There is an economist, I believe at Harvard, called Alvin Roth who does a lot of work on markets (kidney trades specifically). He has done a lot to convince doctors that organ trading is a good thing. The concept of organ trading, however, raises an interesting point: how does "repugnance" affect the market? Roth gives an interesting lecture on this:
http://video.google.ca/videoplay?docid=8717497583686568676&q=al+roth+economics&total=6&start=0&num=10&so=0&type=search&plindex=1
But the advocates of an organ market often advance utilitarian arguments, too, and I don't see how those arguments can be made to work if there is no way for the organ supply to ever be adequate, no matter what market measures are taken.
It's not necessarily to make the situation perfect, but to make it significantly better. That's a strong enough argument in itself, I think.
All of that aside, I am STILL looking for a pair of testicles to replace the ones my wife took from me. Someone? Anyone? Please?
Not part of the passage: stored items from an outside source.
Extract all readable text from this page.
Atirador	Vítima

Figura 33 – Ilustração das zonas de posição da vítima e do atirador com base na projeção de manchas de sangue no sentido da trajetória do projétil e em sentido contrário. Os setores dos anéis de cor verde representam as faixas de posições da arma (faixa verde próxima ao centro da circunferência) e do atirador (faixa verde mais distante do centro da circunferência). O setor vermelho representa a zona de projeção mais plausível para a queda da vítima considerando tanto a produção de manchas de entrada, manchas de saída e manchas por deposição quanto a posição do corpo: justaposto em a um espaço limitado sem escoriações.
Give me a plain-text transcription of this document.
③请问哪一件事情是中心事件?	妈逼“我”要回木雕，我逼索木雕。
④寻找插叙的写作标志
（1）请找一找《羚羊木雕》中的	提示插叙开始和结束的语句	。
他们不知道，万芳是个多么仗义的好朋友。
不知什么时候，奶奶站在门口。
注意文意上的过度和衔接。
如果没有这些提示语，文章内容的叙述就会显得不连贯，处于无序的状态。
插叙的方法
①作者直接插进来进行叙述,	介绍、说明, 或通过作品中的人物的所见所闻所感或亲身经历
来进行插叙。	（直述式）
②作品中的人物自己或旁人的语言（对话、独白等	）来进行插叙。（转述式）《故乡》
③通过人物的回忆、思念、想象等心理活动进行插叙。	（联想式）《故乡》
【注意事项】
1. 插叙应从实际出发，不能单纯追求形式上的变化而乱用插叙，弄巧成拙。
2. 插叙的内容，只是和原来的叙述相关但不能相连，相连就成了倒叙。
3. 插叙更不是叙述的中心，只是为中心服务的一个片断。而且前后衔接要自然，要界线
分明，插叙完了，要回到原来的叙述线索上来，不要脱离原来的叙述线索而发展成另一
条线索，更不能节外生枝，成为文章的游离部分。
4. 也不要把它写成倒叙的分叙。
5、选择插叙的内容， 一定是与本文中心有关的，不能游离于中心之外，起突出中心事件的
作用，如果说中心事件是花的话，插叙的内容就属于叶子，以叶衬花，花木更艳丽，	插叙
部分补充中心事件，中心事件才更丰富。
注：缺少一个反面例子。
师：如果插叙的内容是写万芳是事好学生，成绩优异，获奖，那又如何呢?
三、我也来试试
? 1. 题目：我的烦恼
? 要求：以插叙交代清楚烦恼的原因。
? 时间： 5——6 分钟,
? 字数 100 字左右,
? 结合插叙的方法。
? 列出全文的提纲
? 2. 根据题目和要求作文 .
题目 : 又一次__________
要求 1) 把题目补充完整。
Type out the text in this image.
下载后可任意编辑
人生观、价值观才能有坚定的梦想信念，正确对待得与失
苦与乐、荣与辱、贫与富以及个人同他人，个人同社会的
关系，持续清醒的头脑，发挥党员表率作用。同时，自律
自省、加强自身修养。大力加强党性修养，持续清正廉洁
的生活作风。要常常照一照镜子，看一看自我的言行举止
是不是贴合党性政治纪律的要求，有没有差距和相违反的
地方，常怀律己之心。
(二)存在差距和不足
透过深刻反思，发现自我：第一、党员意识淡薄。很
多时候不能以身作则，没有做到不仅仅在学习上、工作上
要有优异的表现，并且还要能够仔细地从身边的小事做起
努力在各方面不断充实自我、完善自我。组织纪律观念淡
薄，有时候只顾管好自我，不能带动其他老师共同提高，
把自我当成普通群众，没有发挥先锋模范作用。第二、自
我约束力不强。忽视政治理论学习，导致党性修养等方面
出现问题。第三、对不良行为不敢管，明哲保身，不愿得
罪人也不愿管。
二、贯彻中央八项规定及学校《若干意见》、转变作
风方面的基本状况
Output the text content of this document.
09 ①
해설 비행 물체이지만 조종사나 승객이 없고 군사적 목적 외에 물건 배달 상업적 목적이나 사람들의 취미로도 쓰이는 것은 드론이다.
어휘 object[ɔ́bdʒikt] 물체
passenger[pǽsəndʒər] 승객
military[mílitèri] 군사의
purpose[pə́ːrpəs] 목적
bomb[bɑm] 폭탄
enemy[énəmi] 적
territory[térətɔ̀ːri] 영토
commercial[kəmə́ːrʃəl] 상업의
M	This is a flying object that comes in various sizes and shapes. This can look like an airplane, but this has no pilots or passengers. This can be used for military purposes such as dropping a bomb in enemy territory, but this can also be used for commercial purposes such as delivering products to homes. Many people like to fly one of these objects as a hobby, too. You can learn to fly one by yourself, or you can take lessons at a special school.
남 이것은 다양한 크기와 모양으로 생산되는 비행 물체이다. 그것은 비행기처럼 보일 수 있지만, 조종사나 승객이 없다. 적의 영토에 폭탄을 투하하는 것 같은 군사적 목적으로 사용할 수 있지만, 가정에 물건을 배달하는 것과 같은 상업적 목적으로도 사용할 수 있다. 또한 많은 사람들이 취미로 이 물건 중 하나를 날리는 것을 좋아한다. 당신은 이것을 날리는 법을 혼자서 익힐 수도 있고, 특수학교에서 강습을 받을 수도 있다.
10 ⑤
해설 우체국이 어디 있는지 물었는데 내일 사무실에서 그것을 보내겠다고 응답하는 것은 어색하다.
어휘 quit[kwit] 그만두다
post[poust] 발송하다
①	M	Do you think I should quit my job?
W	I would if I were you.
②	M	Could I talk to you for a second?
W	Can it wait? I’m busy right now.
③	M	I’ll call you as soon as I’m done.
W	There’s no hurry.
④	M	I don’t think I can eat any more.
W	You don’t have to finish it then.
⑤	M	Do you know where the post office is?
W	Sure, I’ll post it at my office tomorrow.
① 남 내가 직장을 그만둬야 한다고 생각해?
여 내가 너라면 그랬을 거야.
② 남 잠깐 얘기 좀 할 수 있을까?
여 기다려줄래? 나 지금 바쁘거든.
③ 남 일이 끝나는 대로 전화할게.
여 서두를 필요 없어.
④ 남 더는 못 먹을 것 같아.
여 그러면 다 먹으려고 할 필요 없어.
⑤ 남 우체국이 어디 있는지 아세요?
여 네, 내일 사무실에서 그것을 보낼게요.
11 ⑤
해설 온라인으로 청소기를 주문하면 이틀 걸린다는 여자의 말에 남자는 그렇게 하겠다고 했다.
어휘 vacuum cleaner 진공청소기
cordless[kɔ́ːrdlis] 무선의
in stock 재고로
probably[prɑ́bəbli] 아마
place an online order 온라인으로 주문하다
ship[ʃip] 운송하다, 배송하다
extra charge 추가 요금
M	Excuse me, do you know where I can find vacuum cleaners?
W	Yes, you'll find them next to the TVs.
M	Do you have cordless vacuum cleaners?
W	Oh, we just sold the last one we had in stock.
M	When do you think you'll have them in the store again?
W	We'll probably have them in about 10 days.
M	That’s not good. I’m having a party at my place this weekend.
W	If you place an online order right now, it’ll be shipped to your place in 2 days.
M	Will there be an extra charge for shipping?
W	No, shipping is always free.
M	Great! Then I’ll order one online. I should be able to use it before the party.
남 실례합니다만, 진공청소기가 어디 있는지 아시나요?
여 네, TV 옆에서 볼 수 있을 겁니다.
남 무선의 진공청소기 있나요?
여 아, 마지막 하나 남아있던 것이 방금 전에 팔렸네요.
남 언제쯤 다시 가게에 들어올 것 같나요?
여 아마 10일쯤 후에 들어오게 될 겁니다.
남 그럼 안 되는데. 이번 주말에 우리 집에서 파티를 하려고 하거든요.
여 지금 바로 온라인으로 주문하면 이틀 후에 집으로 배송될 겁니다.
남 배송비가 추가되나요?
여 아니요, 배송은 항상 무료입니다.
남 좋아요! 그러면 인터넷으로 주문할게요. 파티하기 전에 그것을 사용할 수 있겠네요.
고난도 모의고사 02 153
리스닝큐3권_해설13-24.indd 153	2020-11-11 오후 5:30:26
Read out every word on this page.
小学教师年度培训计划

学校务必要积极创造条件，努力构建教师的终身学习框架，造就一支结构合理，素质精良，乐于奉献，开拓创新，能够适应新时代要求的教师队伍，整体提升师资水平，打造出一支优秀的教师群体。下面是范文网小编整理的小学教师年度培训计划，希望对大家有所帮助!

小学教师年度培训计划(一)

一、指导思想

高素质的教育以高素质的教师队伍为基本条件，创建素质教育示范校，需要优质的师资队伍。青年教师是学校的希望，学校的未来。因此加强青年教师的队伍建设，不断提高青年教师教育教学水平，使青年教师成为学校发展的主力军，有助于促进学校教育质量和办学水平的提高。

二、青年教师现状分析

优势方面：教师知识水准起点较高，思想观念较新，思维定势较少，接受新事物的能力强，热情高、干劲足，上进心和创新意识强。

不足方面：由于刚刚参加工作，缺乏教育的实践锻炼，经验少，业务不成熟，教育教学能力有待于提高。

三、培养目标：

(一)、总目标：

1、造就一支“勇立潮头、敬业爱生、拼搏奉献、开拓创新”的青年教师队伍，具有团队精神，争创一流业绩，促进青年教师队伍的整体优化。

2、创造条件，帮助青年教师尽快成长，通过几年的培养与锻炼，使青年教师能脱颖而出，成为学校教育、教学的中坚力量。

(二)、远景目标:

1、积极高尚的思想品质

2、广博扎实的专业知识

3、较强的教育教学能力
And I'm still waiting for someone to find this funny.
All of that aside, I am STILL looking for a pair of testicles to replace the ones my wife took from me. Someone? Anyone? Please?
"And I'm still waiting for someone to find this funny."
Sorry squarooticus. I am still young enough to find this funny. Maybe you lost yours so long ago that you don't remember what it's like not to have them?
I'm pretty sure I already mentioned this, but I'll soon be offering a satire called something like "Inside Bombay's Bustling BodyPartsMarket". Perhaps I'll make it a condemnation, except the condemnation will be because the government is involved.
This will have been the second of my satires that have subsequently appeared in Reason as articles, both times with them being serious.
Wait a second did a libertarian give up her kidney to help a fellow human being!?!?!
Joe you are an asshole.
Charlie raises a perfectly reasonable question. Obviously, there are plenty of white people (among others), who are suspicious of having their organs harvested against their will and possibly even before their deaths. That already-existing suspicion of the transplant system is all the more reason not to go to a "presumed consent" system.
But there are, in fact, both historical and contemporary reasons why blacks are more suspicious of the system than other Americans. In the late 19th and early 20th-century, for instance, southern medical schools were known as better places to learn anatomy than northern schools, because they had ready access to cadavers. Why? Because bodies could be swiped from black graveyards without fear of punishment. That's the sort of history that makes people angry and suspicious.
To take a more contemporary instance, states like California have made presumed consent the rule for taking tissue for sale from bodies subject to autopsies. This policy has especially alienated black and Hispanic families when they discovered that a loved one's corneas and other tissues (not transplantable organs) had been taken--and sold for profit--without their consent. That reaction may not be rational, and minority families may be unduly likely to take offense or attribute racial motivations where they don't exist, but these feelings are part of the realities that any good public policy must take into account.
"Presumed consent" sounds good in theory to many people. But aside from the fact that it wouldn't solve the kidney shortage, that policy isn't as benign as it first appears. What are the odds that there would be ongoing, high-profile campaigns to make sure that everyone knew how to forbid their organs from being taken? All the incentives are to keep the public ignorant and essentially declares people's organs state property.